World’s Richest Dictator is Mubarak
With anti-government protests entering the 13th day yesterday in the North African country, the embattled 82-year-old Egyptian strongman, Hosni Mubarak, has been revealed as the world’s richestdictator.
Last week, RepublicReport broke the news that Mubarak stole between $20 and $40 billion from Egypt’s national treasuries since 1981, when he succeeded the late Anwar Sadat.
New emerging reports have ridiculously put the figure higher. The New York Post yesterday reported a whopping $70 billion (N10.5 trillion), making Mubarak the richest man in the world.
According to Bob Fredericks and Jeanie Macintosh; “Egypt strongman is laughing all the way to the cash bank”, so much of corruption across continential Africa, aided by western industrialised nations and their compromised multilateralcorporations.
The teetering tyrant’s family fortune is worth about $70 billion — stashed away in Swiss and other foreign bank accounts and shadowy real estate holdings in Manhattan, London and Rodeo Drive in Beverly Hills.
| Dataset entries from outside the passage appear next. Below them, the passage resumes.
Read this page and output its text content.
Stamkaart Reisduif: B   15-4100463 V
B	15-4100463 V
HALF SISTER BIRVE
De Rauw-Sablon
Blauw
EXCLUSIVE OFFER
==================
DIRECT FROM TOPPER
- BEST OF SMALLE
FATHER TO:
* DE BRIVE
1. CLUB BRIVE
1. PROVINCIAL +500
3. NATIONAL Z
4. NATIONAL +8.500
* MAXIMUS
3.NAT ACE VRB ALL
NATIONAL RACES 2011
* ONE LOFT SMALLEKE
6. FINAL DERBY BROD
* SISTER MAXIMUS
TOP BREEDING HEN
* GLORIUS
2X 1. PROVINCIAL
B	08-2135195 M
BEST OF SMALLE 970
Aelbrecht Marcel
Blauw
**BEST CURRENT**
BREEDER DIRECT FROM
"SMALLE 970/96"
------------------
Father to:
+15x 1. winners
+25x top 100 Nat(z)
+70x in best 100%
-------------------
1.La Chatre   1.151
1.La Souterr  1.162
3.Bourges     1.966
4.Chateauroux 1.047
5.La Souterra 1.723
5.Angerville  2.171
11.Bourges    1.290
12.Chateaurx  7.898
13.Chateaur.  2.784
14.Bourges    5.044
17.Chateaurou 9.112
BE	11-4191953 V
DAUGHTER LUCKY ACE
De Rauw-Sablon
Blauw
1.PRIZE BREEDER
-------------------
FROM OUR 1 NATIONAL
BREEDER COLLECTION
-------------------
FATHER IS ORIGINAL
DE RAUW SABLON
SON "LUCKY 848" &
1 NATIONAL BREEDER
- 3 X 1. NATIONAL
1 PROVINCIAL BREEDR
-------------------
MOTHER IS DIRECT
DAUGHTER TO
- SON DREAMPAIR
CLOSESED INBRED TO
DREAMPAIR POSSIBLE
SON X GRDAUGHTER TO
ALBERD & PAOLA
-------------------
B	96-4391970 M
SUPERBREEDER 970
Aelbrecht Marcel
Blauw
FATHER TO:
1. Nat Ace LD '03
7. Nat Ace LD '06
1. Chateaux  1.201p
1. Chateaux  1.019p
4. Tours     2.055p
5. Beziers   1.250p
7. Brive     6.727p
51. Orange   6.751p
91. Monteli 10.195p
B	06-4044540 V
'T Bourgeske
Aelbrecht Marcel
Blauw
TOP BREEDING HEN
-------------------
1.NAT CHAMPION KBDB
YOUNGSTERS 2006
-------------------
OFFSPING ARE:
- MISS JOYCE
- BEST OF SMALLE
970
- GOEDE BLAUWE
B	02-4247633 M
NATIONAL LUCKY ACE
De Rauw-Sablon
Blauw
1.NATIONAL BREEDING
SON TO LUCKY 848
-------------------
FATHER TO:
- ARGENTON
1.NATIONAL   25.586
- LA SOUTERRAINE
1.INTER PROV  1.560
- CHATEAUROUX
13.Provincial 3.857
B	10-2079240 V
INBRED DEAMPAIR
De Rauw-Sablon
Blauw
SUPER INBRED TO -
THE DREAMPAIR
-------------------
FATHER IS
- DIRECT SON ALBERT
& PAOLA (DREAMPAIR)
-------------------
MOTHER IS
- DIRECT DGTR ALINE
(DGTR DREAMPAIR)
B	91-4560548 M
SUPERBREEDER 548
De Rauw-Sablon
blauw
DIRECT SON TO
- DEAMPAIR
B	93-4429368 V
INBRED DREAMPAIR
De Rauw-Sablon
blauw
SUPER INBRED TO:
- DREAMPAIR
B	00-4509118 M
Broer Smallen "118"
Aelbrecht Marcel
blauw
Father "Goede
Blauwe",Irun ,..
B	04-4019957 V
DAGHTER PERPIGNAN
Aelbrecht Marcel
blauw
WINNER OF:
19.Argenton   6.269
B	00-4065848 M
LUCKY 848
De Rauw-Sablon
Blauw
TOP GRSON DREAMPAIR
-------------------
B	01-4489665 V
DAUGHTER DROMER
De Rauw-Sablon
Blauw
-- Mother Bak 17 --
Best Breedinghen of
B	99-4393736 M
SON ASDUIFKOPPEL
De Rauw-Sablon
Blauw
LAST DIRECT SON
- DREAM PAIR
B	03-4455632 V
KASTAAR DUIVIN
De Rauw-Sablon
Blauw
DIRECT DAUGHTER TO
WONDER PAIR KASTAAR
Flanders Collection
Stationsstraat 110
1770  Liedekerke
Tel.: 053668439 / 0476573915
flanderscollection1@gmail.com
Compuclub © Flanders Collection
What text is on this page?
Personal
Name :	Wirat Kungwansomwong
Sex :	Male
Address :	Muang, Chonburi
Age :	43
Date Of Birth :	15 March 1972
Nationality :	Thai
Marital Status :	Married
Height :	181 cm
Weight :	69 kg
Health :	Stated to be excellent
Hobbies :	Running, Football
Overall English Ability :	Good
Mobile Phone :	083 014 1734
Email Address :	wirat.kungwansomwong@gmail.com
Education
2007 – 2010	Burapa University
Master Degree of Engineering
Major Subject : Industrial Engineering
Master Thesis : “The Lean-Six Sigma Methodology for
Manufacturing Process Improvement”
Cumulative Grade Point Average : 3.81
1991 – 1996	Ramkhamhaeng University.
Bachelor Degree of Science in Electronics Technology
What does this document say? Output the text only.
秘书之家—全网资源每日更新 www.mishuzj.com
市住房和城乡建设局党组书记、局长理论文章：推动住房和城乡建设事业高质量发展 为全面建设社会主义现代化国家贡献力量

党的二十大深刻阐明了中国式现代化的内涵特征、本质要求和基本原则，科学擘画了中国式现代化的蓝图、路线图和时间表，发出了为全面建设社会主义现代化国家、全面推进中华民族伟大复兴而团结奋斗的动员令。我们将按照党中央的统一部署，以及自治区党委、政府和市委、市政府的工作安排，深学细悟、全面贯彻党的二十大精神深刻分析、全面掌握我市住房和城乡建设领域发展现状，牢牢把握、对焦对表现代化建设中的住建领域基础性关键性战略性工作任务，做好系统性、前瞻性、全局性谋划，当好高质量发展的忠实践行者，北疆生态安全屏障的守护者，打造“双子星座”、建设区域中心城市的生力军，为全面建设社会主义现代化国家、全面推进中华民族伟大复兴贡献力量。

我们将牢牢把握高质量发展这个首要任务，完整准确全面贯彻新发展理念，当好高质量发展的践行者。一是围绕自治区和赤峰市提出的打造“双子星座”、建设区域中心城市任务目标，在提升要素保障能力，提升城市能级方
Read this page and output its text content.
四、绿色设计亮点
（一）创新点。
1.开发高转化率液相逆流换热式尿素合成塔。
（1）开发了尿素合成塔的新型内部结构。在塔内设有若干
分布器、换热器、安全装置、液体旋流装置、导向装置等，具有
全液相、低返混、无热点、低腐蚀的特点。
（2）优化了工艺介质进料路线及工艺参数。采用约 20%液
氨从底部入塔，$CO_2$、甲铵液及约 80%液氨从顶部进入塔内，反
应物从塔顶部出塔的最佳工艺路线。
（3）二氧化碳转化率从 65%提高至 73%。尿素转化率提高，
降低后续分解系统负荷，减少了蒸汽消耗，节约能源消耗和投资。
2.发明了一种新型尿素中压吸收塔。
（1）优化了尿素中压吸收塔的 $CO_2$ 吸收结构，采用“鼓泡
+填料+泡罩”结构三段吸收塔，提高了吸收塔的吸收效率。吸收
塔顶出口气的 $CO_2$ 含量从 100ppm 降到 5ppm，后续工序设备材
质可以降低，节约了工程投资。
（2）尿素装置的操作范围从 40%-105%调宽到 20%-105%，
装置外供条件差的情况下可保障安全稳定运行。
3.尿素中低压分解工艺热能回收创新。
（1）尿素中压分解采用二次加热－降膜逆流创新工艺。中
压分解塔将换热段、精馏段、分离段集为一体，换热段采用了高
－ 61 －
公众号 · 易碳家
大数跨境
The Guardian also reported.
That puts the 82-year-old despot comfortably ahead of Mexican business magnate and New York Times sugar daddy, Carlos Slim Helu, who is worth about $53.5 billion, and Microsoft founder Bill Gates, the richest American with $53 billion, according to a list of the world’s richest men by Forbes.com.
“Mubarak! This is not your money. You must return back every penny to Egypt,” a poster named Hassan commented on the Web site of PressTV, a Mideast-based broadcast.
“Leaders in the Arab world are the richest men in the world, while their people are poor and oppressed. The only peace is knowing these people will face justice when they meet Allah,” added Nazir, another poster.
The whereabouts of Mubarak’s properties in New York are shrouded in secrecy. Neither the Egyptian Embassy in Washington, DC, nor the consulate in New York would shed any light yesterday.
But, the dictator’s three decades of iron-fist rule as president put him in a perfect spot to get a piece of any government action, with the profits he skimmed quickly deposited in secret bank accounts or invested in luxury homes and hotels.
“There was a lot of corruption in this regime and stifling of public resources for personal gain. This is the pattern of other Middle Eastern dictators,” Princeton political- science Professor Amaney Jamal told ABC News.
“This is the pattern of other Middle Eastern dictators so their wealth will not be taken during a transition, he added.”